= Clemens Johannes Helin II =

Clemens Johannes Helin II or Clemens Helin I (10 November 1710 - 29 November 1775) was a Swedish theologist, priest and Representative of the Clergy in Parliament. He was the second patriarch of the Helin family.

==Biography==
Clemens Johannes Helin ll (1702-1775) was the son of Clemens Johannes Helin l and Christina Flodin. He obtained a doctorate in 1732 and became the In-House-Priest of Countess Ulrica Juliana Brahe. In 1733, he was transferred to the manor of the President of the Mountain Department of Sweden Conrad Ribbing. In 1740, Clemens Helin was the Vice-preses of the Clergy Conference. Clemens was appointed as Provost of Gränna Parish and Visingö Parish in 1755. He was Speaker of the Clergy Conference in 1760. In 1772, Clemens Helin obtained the title of Theological Doctorate. Clemens attended Parliament as Representative of the Clergy in 1746 and 1751.

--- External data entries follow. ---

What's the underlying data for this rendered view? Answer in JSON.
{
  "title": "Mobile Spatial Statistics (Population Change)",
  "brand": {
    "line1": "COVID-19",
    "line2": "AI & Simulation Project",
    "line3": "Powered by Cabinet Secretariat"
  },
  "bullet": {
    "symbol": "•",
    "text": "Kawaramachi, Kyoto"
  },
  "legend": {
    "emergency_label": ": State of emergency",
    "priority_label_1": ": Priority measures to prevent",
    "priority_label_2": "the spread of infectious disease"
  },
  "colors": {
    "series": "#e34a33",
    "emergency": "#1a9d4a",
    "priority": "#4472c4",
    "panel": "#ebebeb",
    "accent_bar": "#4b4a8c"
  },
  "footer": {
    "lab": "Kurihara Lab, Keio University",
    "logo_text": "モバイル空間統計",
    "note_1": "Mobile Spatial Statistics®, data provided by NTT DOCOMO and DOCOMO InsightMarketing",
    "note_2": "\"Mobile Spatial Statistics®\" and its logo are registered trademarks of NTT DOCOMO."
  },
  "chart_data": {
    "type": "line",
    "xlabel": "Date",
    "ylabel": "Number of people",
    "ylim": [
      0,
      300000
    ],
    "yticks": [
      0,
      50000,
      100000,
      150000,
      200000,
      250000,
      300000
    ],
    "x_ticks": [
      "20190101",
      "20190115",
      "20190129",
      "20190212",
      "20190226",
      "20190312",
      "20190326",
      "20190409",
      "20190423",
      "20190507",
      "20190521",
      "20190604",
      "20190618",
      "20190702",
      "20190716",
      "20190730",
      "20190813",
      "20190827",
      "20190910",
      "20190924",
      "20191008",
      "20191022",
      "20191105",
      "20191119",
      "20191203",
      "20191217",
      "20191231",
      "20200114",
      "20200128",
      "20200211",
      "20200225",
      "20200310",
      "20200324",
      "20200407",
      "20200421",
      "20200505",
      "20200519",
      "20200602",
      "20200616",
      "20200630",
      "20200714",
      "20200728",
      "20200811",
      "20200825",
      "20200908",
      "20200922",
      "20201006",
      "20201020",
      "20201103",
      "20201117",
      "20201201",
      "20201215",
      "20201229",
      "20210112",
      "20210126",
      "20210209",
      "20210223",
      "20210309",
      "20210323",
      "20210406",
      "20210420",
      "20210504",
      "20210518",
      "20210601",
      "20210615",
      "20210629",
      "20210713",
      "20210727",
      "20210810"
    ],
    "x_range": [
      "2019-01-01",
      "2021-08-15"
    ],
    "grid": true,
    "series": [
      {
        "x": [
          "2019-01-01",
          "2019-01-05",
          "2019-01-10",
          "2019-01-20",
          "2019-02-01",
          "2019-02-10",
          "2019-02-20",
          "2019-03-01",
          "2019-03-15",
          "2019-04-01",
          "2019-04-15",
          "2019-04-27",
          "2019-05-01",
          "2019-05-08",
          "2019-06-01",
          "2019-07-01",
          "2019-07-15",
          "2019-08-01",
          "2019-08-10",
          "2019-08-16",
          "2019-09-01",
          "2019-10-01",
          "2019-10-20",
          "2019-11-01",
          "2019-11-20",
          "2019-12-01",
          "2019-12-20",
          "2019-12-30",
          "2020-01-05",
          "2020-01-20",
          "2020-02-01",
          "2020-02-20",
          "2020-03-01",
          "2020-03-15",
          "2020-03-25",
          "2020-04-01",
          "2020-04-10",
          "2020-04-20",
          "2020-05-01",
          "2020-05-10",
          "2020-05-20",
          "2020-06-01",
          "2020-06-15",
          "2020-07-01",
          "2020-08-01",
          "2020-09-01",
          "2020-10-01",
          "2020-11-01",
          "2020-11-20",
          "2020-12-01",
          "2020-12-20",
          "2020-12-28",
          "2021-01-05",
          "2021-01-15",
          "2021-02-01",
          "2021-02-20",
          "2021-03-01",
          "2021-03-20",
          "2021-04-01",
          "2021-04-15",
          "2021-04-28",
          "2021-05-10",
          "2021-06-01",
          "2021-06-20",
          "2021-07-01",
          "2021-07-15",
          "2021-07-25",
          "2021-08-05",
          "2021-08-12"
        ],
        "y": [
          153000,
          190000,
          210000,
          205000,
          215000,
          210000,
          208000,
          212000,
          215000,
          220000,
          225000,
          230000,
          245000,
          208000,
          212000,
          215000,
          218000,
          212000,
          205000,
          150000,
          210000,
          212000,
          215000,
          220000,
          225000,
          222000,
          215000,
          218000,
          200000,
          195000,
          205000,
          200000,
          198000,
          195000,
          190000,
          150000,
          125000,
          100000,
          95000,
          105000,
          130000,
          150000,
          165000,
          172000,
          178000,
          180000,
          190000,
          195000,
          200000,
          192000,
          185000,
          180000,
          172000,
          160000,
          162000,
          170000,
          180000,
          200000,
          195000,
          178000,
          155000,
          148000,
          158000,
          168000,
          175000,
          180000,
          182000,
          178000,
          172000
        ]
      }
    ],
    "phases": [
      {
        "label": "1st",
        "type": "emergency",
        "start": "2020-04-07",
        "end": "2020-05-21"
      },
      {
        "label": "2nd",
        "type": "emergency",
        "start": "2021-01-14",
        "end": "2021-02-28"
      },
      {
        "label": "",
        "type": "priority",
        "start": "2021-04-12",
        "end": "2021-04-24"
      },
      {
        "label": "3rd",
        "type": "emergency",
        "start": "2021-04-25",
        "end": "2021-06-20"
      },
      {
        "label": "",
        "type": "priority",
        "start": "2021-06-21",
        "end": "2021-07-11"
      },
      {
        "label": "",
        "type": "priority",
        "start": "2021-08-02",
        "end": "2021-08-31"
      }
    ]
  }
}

He was married  to Wendela Christina Hielmgren (1713–1794), who was the eldest child of Clemens l classmate and first lector in theology Magnus Hielmgrehn (1679-).

==Bibliography==
- 1745 – Likpredikan över fru Elsa Manquer, kyrkoherde i Vetlanda Sven Blidbergs maka hållen i Vetlanda kyrka den 13 november 1744. Utgiven 1745 i Stockholm.
- 1772 – Likpredikan vid kyrkoherde i Myresjö och Lannaskede magister Jonæ Virganders jordfästning uti Myresjö kyrka den 27 november 1750. Utgiven 1772 i Karlskrona.
- Likpredikan över prosten och kyrkoherden i Hakarps församling Andreas Ståhl hållen uti Hakaprs kyrka den 6 april 1764. Utgiven i Växjö.

===Manuscripts===
- 1758 – Berättelse om Gränna kyrkia, prästegård och församling samt de märkvärdigheter, som därstädes finnas månde, avgiven den 30 januari 1758.
- 1764 – Kort beskrivning över Gränna kyrka, prästegård, stads- och landsförsamling, daterad den 25 april 1764.